Tue Apr 21 08:52:44 UTC 2009
Mangesh S. Umbarje <mangesh at gmrt.ncra.tifr.res.in>

           I have checked the physical connectivity which is perfectly 
fine. This machine is very critical which we need to keep running as much 
as possible. So I had gone to older kernel 2.6.18-92.1.17.el5. But along 
with this kernel, I had added one more Dlink ethernet card which shows to 
be

05:09.0 Ethernet controller: D-Link System Inc DGE-530T Gigabit Ethernet Adapter (rev 11) (rev 11)

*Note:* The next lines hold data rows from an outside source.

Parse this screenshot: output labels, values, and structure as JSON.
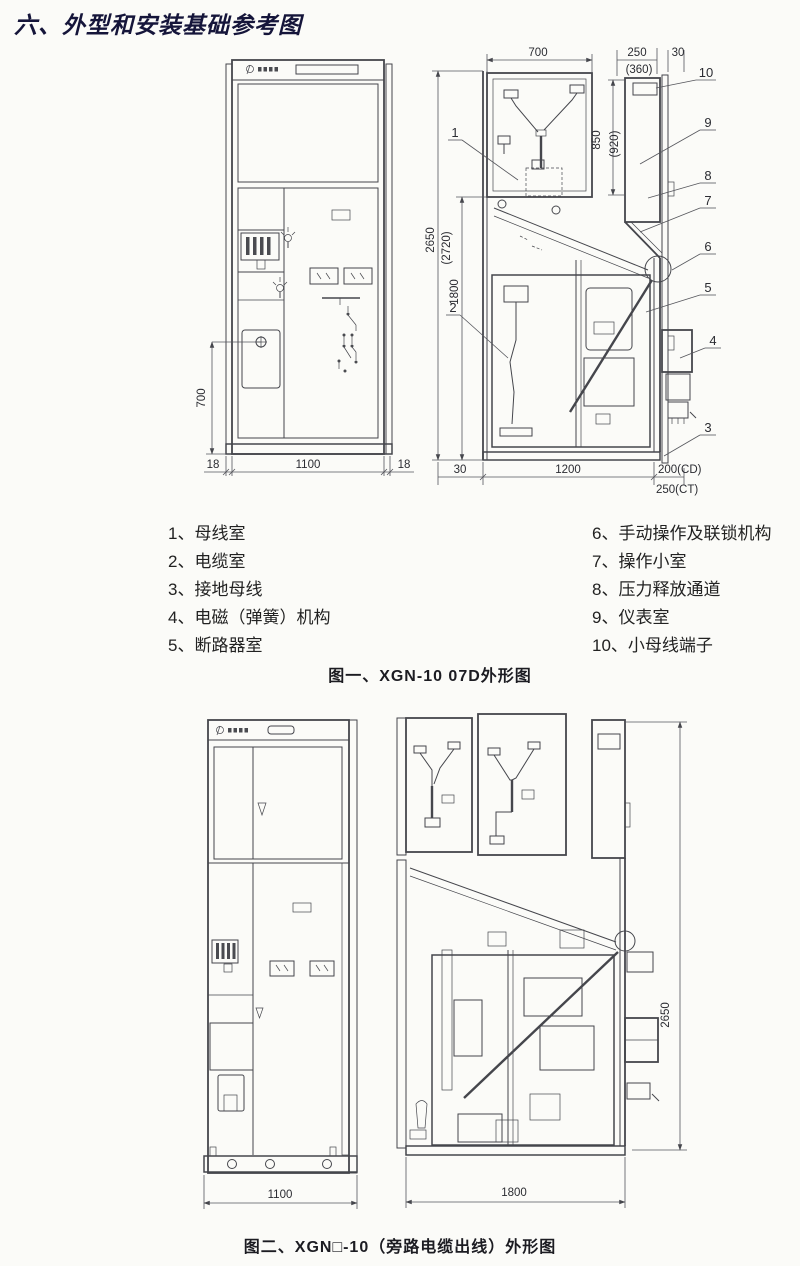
{
  "page": {
    "title": "六、外型和安装基础参考图"
  },
  "figure1": {
    "caption": "图一、XGN-10 07D外形图",
    "legend_left": [
      "1、母线室",
      "2、电缆室",
      "3、接地母线",
      "4、电磁（弹簧）机构",
      "5、断路器室"
    ],
    "legend_right": [
      "6、手动操作及联锁机构",
      "7、操作小室",
      "8、压力释放通道",
      "9、仪表室",
      "10、小母线端子"
    ],
    "front": {
      "dim_height": "700",
      "dim_rail_left": "18",
      "dim_width": "1100",
      "dim_rail_right": "18"
    },
    "side": {
      "dim_top_width": "700",
      "dim_panel_depth": "250",
      "dim_panel_depth_alt": "(360)",
      "dim_door": "30",
      "dim_panel_height": "850",
      "dim_panel_height_alt": "(920)",
      "dim_total_height": "2650",
      "dim_total_height_alt": "(2720)",
      "dim_lower_height": "1800",
      "dim_bottom_offset": "30",
      "dim_depth": "1200",
      "dim_rear_cd": "200(CD)",
      "dim_rear_ct": "250(CT)",
      "callouts": [
        "1",
        "2",
        "3",
        "4",
        "5",
        "6",
        "7",
        "8",
        "9",
        "10"
      ]
    }
  },
  "figure2": {
    "caption": "图二、XGN□-10（旁路电缆出线）外形图",
    "front": {
      "dim_width": "1100"
    },
    "side": {
      "dim_height": "2650",
      "dim_depth": "1800"
    }
  }
}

and it uses the skge driver.

           So I could test the machine with this new card and 
kernel-2.6.18-92.1.17.el5 togather. Still I do get the network breaks but 
the frequency reduced to factor of Ten. The corresponding messages seen in 
the /var/log/messages are as follow.

Apr 21 10:18:32 kernel: skge eth1: Link is down.
Apr 21 10:18:36 kernel: skge eth1: Link is up at 1000 Mbps, full duplex, flow control none
Apr 21 10:18:55 kernel: skge eth1: Link is down.
Apr 21 10:18:57 kernel: skge eth1: Link is up at 1000 Mbps, full duplex, flow control none
Apr 21 10:18:58 kernel: skge eth1: Link is down.
Apr 21 10:19:01 kernel: skge eth1: Link is up at 1000 Mbps, full duplex, flow control none

Regards,
Mangesh


On Tue, 21 Apr 2009, D Tucny wrote:

> 2009/4/21 Mangesh S. Umbarje <mangesh at gmrt.ncra.tifr.res.in>
>       Dear All,
>
>                   I am having a HP xw4400 with following ethernet controller
>       as reported by lspci
>
>       Broadcom Corporation NetXtreme BCM5755 Gigabit Ethernet PCI Express (rev 02)
>
>                   This machine was running CentOS 5.2 without any problem. After
>       updating the machine with yum update on 8 April, after which it is showing
>       to be CentOS 5.3, this machine stops communicating intermittantly and I
>       see the following message correspondingly in /var/log/messages
>
>       Apr 18 10:30:07 kernel: tg3: eth0: Link is down.
>       Apr 18 10:30:10 kernel: tg3: eth0: Link is up at 1000 Mbps, full duplex.
>       Apr 18 10:30:10 kernel: tg3: eth0: Flow control is off for TX and off for RX.
>       Apr 18 10:30:24 kernel: tg3: eth0: Link is down.
> 
> 
> etc...
>  
>
>              The interval for which it happens is about order of few minutes.The
>       kernel it is running now is 2.6.18-128.1.6.el5. Can anybody help.
> 
> 
> Have you tried running with the old kernel from before the update to verify that it doesn't occur with that version?
> 
> It is possible that the update is just a coincidence and you are actually facing link problems due to the card, the
> cable, the switch or any of the connections between...
> 
> d
> 
>